O sentido da palavra brega, atualmente, não é o mesmo de tempos idos. Se hoje brega é ser cafona, antes, nas décadas de 1960 e 1970, tinha tudo a ver com o reduto das moças de vida fácil (?), onde parte dos senhores e dos rapazes boêmios da época freqüentavam nas clássicas escapadelas. Alguns sem o menor remorso. Outros, clandestinamente.

Para o tamanho da cidade e para a população que dava os primeiros sinais de crescimento, com o advento da Zona Franca, havia um considerável leque de opções: Iracema, La Hoje, Piscina Clube, Guaraciaba, Verônica, Shangri-lá, Saramandaia, Ângelus e outros menos cotados. Era exatamente nesses locais, onde muitos cidadãos da nossa melhor (ou nem tanto) sociedade saracoteavam pelos salões ao ritmo de bolerões de Bienvenido Granda, Waldick Soriano, Carlos Alberto, Dom Pedrito e de frenéticos merengues, que muitos dos nossos grandes craques costumavam traçar seus “esquemas táticos” após os jogos noturnos ou durante a folga do meio de semana.

É bom lembrar, para que não paire dúvida, que o ambiente não era nada diferente de certos locais badalados dos dias atuais. Havia cerveja gelada, músicas para todos os gostos e a presença de mulheres com virtudes anatômicas, especialistas do entretenimento adulto, capazes de entusiasmar qualquer freqüentador. Esse era o ambiente do brega, que reunia a partir das 20 horas, conhecidos empresários, certos políticos, muitos profissionais liberais, jornalistas, radialistas e conhecidos jogadores de futebol.

Longe de casa e saturados do monótono ambiente das concentrações, a turma que mais marcava presença nos animados ambientes era a do Olympico, onde o volante Xerém tinha mesa cativa. Mas o pessoal da Associação Atlética Rodoviária não deixava por menos. Aproveitava o descuido do técnico Martim Francisco, que nunca ficava de ressaca, pois bebia diariamente, para varar a madrugada. A boate Ângelus era a preferida. Por isso, em certas noites, se alguém quisesse formar uma “seleção” de emergência, poderia contar também com alguns craques do São Raimundo, Sul América, Fast, Rio Negro e Nacional. Tinha gente que era tão assídua que até conseguia “pendurar” a conta sem maiores problemas. Merecia toda a confiança dos garçons. Cliente especial tinha seus privilégios.

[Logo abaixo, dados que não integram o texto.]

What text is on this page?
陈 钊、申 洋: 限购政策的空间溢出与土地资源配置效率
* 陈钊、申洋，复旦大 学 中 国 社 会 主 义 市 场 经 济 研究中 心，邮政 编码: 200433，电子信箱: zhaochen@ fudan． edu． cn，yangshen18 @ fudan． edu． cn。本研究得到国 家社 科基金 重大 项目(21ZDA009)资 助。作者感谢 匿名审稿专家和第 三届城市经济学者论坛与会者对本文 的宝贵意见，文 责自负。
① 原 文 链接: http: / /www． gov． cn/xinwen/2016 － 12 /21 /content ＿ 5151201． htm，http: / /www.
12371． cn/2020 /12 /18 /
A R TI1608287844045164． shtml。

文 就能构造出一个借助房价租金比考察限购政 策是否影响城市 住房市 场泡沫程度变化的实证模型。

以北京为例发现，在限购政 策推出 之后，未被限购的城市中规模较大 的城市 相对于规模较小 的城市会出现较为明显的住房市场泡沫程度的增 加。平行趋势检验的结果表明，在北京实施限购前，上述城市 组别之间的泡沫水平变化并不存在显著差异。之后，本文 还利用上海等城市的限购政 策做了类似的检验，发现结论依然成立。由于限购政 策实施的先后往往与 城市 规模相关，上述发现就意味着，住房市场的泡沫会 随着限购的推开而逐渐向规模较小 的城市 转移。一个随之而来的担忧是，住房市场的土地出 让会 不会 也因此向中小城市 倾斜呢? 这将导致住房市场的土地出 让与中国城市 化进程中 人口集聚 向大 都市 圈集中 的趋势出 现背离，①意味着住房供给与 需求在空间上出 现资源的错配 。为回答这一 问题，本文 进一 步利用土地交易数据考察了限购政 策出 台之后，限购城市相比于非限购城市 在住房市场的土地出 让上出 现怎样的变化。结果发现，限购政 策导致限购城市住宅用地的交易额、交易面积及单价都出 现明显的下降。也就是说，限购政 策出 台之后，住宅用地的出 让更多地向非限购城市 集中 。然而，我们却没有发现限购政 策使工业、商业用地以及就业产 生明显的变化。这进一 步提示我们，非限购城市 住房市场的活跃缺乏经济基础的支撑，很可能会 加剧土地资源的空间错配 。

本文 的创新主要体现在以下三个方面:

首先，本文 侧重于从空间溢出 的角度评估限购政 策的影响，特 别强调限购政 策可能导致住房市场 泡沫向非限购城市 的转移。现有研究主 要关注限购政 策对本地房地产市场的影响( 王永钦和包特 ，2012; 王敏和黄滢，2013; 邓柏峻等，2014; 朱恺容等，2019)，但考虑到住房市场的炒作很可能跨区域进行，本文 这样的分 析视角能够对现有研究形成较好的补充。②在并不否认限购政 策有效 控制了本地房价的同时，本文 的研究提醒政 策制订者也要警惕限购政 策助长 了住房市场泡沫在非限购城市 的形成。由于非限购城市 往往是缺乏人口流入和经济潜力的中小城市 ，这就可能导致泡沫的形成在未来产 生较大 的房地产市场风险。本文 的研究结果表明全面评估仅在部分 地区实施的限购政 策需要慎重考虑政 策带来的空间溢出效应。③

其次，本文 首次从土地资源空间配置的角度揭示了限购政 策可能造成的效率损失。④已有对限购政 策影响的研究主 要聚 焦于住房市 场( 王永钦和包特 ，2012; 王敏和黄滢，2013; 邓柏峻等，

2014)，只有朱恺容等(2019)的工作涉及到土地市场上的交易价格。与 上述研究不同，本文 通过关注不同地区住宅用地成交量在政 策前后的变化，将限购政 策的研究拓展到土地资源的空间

Corria o segundo semestre de 1972 e o Naça estava seriamente empenhado na disputa do Campeonato Nacional. Depois de duas derrotas, começava a reanimar num convincente empate diante do ABC de Natal. Tinha um compromisso muito difícil frente ao Corinthians. A torcida começava a acreditar na ressurreição do time. Mas para a surpresa geral, sobretudo do técnico Paulo Emílio, que havia dirigido o treino coletivo no campo da Vila Municipal, explodiu a grande “bomba”. Bem cedo, quando ainda escovava os dentes, Paulo Emílio ouviu no seu radinho de pilha sintonizado na Rádio Difusora, o locutor Jurandir Vieira anunciar que o artilheiro Campos, que havia marcado um gol contra o Vasco e três contra o time Potiguar, teria sido encontrado “capotado” às 5 horas da manhã, próximo a escada que dava acesso ao salão da boate Ângelus, o brega preferido dos boêmios. Foi um deus-nos-acuda.

Chiquinho que era um garçom simpático, amigo de todos, que nunca guardou mágoa nem mesmo dos seus clientes caloteiros, foi quem achou o corpo estendido no chão. Fim de festa, dia clareando, Chiquinho resolveu dar uma circulada pelo lado externo da boate para observar o movimento. De repente, viu alguém literalmente arriado, dormindo pesadamente. Até aí nada demais, pois afinal de contas as “capotadas” eram coisas absolutamente normais. Mas de repente, alguém alertou o garçom: “Chiquinho, esse cara é o Campos”. Chiquinho, que era maluco pelo Nacional, ficou desorientado. Não sabia se ofendia o seu ídolo irresponsável ou se o tirava da sarjeta. Aliás, nem sarjeta havia. Optou por colocá-lo num táxi e transportá-lo até a concentração do clube, que ficava na rua Ferreira Pena, entre as ruas Leonardo Malcher e Silva Ramos.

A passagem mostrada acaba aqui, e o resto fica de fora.